The letter is “strong, direct evidence of what was already clear from the public record: if the Trump administration had controlled FHFA two years earlier, the companies would be out of conservatorship and in private hands today,” said David Thompson, the attorney representing the plaintiffs.

Attorneys for the plaintiffs submitted the letter, which was first publicly disclosed on the news website Real Clear Politics, to the court on Nov. 30.

Paul and Trump did not return requests to comment.

In June, the Supreme Court found the FHFA’s structure unconstitutional, and allowed the removal of the director at-will. The court remanded the question of whether there was any harm from the unconstitutional FHFA directors, and whether the plaintiffs would be entitled retroactive relief.

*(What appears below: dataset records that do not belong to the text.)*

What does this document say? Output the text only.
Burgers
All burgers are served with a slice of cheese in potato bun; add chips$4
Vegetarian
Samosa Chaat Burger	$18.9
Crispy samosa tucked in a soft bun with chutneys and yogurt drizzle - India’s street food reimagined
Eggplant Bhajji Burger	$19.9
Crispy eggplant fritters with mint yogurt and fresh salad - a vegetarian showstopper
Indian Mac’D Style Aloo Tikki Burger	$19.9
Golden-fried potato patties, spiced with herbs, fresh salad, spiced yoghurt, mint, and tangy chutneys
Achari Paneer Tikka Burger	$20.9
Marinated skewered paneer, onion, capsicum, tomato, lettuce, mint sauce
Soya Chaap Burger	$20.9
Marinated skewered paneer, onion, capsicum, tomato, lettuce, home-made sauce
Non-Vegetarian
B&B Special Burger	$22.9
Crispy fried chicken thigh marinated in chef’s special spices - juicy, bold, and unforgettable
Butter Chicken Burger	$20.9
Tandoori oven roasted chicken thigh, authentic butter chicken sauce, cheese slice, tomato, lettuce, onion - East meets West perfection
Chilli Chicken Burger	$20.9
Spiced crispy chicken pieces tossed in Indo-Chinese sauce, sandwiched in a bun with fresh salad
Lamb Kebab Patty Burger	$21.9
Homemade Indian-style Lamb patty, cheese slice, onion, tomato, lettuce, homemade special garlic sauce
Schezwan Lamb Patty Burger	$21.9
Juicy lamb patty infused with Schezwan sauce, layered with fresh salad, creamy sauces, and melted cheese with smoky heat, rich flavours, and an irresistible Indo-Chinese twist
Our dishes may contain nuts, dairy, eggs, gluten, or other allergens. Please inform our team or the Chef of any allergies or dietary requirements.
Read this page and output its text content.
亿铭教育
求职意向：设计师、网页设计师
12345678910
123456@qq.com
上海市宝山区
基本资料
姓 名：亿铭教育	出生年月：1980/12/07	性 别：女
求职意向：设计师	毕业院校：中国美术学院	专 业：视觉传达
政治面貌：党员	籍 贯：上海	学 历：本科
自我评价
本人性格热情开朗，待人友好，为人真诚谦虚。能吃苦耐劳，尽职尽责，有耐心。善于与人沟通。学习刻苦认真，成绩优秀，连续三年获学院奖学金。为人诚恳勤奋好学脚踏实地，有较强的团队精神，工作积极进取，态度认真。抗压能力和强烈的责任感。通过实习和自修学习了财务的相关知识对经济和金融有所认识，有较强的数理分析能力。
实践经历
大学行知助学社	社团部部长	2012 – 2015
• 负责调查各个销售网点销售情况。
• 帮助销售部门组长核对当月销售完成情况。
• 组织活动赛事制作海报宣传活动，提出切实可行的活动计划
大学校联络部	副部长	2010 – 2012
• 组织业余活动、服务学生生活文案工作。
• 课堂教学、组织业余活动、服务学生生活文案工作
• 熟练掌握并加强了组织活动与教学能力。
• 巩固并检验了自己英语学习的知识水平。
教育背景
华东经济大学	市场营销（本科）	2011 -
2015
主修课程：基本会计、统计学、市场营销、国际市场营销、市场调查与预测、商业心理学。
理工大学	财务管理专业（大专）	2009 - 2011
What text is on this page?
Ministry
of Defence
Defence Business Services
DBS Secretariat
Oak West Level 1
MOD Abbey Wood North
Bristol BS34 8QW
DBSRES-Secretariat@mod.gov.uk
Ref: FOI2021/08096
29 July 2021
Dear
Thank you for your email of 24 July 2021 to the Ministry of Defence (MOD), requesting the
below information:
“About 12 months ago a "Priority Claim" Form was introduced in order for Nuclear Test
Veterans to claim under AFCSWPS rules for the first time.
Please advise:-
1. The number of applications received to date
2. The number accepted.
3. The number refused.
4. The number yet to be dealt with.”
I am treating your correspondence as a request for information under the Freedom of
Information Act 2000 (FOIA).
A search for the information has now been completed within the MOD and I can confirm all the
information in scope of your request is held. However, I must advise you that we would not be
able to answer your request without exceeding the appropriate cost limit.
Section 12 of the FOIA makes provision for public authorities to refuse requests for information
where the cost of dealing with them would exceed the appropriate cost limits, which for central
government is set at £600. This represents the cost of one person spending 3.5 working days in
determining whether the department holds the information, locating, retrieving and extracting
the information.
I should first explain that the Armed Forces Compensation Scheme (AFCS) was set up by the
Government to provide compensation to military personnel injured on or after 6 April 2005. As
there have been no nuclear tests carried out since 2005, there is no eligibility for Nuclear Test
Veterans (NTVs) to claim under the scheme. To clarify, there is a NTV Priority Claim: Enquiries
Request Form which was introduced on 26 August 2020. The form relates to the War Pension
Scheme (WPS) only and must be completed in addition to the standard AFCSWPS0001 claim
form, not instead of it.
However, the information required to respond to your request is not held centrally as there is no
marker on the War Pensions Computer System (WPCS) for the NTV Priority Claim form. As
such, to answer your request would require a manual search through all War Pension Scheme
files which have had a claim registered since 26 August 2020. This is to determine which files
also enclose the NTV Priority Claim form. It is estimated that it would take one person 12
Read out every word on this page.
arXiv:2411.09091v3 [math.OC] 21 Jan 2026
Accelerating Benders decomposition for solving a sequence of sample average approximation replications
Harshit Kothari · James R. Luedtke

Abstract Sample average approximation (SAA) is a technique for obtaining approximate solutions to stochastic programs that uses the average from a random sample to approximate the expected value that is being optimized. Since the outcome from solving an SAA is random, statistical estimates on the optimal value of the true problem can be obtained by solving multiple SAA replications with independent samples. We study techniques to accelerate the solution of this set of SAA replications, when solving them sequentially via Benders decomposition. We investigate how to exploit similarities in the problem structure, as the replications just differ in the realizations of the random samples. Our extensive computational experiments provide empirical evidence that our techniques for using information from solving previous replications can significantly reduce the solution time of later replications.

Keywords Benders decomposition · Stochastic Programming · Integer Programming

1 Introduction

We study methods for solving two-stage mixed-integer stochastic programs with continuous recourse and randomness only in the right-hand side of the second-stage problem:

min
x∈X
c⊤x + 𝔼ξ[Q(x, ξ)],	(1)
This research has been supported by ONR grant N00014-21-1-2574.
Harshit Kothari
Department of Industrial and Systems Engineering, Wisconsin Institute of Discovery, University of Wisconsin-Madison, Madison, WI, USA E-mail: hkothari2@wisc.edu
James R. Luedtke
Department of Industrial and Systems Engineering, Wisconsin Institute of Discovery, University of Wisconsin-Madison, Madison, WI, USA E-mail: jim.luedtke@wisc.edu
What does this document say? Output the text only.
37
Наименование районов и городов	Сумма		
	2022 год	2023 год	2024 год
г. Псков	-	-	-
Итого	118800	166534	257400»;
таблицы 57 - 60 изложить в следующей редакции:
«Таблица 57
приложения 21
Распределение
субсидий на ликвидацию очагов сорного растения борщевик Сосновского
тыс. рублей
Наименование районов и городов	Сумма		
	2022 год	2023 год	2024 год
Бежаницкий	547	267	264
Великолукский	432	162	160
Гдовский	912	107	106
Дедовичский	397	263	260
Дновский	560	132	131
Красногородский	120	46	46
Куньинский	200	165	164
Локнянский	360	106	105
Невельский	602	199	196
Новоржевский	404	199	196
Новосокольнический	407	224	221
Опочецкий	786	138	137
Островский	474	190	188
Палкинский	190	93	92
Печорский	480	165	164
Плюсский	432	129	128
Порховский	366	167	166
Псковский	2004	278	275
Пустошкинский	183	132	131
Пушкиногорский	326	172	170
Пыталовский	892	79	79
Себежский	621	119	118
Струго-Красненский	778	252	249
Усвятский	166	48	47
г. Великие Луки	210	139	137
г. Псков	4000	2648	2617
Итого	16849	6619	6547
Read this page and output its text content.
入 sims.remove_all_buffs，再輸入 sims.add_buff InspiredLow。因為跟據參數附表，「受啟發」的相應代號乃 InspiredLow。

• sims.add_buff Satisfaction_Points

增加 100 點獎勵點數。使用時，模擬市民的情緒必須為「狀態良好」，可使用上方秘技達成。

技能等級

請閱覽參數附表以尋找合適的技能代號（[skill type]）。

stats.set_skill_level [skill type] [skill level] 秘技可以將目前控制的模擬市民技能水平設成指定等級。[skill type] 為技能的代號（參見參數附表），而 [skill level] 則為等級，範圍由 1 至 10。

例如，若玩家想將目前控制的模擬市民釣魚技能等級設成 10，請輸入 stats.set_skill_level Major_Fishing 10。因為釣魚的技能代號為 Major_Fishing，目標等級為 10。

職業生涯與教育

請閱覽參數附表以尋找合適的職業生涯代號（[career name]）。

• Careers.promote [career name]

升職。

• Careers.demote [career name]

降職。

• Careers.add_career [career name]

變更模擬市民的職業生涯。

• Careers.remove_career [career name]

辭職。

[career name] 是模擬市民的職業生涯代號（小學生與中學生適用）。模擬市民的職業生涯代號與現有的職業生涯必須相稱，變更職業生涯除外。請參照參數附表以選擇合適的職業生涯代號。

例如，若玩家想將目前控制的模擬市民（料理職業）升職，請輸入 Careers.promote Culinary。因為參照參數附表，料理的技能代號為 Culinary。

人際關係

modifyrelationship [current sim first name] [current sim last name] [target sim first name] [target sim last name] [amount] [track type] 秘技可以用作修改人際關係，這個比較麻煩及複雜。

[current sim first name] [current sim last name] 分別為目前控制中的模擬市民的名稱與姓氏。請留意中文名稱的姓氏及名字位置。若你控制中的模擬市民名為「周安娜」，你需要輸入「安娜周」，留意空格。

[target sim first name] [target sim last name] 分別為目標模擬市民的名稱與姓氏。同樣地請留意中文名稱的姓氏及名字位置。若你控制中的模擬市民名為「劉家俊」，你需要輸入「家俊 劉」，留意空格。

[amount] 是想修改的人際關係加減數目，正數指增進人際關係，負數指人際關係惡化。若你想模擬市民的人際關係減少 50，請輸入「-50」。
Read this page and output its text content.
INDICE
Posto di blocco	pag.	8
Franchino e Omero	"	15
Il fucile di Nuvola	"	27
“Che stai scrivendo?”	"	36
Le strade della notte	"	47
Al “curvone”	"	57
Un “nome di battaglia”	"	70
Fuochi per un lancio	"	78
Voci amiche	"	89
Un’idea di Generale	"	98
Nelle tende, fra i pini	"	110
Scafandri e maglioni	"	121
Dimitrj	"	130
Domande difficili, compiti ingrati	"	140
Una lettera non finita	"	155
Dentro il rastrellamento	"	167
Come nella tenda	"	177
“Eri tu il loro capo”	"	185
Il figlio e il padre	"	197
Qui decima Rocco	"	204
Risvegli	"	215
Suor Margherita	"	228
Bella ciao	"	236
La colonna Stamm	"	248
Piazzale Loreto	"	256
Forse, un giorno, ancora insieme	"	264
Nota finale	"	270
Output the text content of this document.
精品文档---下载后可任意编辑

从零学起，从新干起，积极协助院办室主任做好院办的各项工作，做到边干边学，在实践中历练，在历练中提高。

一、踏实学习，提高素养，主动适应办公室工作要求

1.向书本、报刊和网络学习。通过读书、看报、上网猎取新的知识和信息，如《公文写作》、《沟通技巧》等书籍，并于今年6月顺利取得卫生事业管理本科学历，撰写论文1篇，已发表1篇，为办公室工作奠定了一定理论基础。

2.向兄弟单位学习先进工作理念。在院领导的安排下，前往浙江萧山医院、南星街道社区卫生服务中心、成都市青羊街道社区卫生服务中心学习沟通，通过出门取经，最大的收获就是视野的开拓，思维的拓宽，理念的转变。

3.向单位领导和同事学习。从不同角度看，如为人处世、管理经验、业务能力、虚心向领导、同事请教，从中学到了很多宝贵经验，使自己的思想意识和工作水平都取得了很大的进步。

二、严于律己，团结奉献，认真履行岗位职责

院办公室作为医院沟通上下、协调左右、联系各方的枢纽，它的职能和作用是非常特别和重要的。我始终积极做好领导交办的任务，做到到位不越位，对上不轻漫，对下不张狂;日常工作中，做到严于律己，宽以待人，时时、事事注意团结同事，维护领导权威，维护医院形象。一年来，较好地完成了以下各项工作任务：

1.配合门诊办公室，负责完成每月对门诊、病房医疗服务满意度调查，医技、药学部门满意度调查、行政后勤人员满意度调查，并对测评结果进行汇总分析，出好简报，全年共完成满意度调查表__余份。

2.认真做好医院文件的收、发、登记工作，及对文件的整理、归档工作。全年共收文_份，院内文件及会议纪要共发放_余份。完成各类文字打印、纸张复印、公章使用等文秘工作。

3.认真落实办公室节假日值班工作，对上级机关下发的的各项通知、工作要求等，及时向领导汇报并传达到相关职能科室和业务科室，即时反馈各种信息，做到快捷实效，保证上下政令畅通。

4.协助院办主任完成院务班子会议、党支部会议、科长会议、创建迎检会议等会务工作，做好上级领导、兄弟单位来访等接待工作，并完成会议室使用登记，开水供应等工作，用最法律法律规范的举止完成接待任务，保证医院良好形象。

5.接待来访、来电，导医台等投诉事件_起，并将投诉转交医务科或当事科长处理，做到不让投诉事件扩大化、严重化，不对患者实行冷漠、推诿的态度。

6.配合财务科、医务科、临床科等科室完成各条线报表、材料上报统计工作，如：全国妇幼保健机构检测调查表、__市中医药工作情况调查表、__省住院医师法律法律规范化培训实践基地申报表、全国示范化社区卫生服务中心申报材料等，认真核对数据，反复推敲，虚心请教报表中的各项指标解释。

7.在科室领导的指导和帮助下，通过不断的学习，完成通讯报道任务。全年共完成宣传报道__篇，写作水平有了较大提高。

It is unclear if the letter will sway the court in the plaintiffs’ favor. But it could be construed to show that harm was caused because the President was unable to remove Watt and install his own nominee until 2019. Trump’s letter closely aligns with at least one scenario the Supreme Court offered in its June decision.

“Suppose, for example, that the President had attempted to remove a Director but was prevented from doing so by a lower court decision holding that he did not have ’cause’ for removal. Or suppose that the President had made a public statement expressing displeasure with actions taken by a Director and had asserted that he would remove the Director if the statute did not stand in the way,” Justice Samuel Alito wrote. “In those situations, the statutory provision would clearly cause harm.”

Former President Barack Obama named Watt FHFA director in 2014. A 2018 bombshell FHFA inspector general report found Watt tried to “coerce” an employee, Simone Grimes, to have a relationship with him by dangling possible professional advancement within the agency.

Watt was never disciplined, and completed his five-year term. In 2019, months after then-FHFA Director Mark Calabria had been sworn in, the agency reached a settlement with Grimes, who is now the CFO of Acadia Insurance. The terms of the settlement were not made public.

Laura Wertheimer, the inspector general responsible for the 2018 report, has also been accused of abusing her power. She resigned this year after a watchdog report by the Council of the Inspectors General on Integrity and Efficiency found that she fostered a “culture of witness intimidation,” including through staff abuse and threat of retaliation. The report recommended her removal.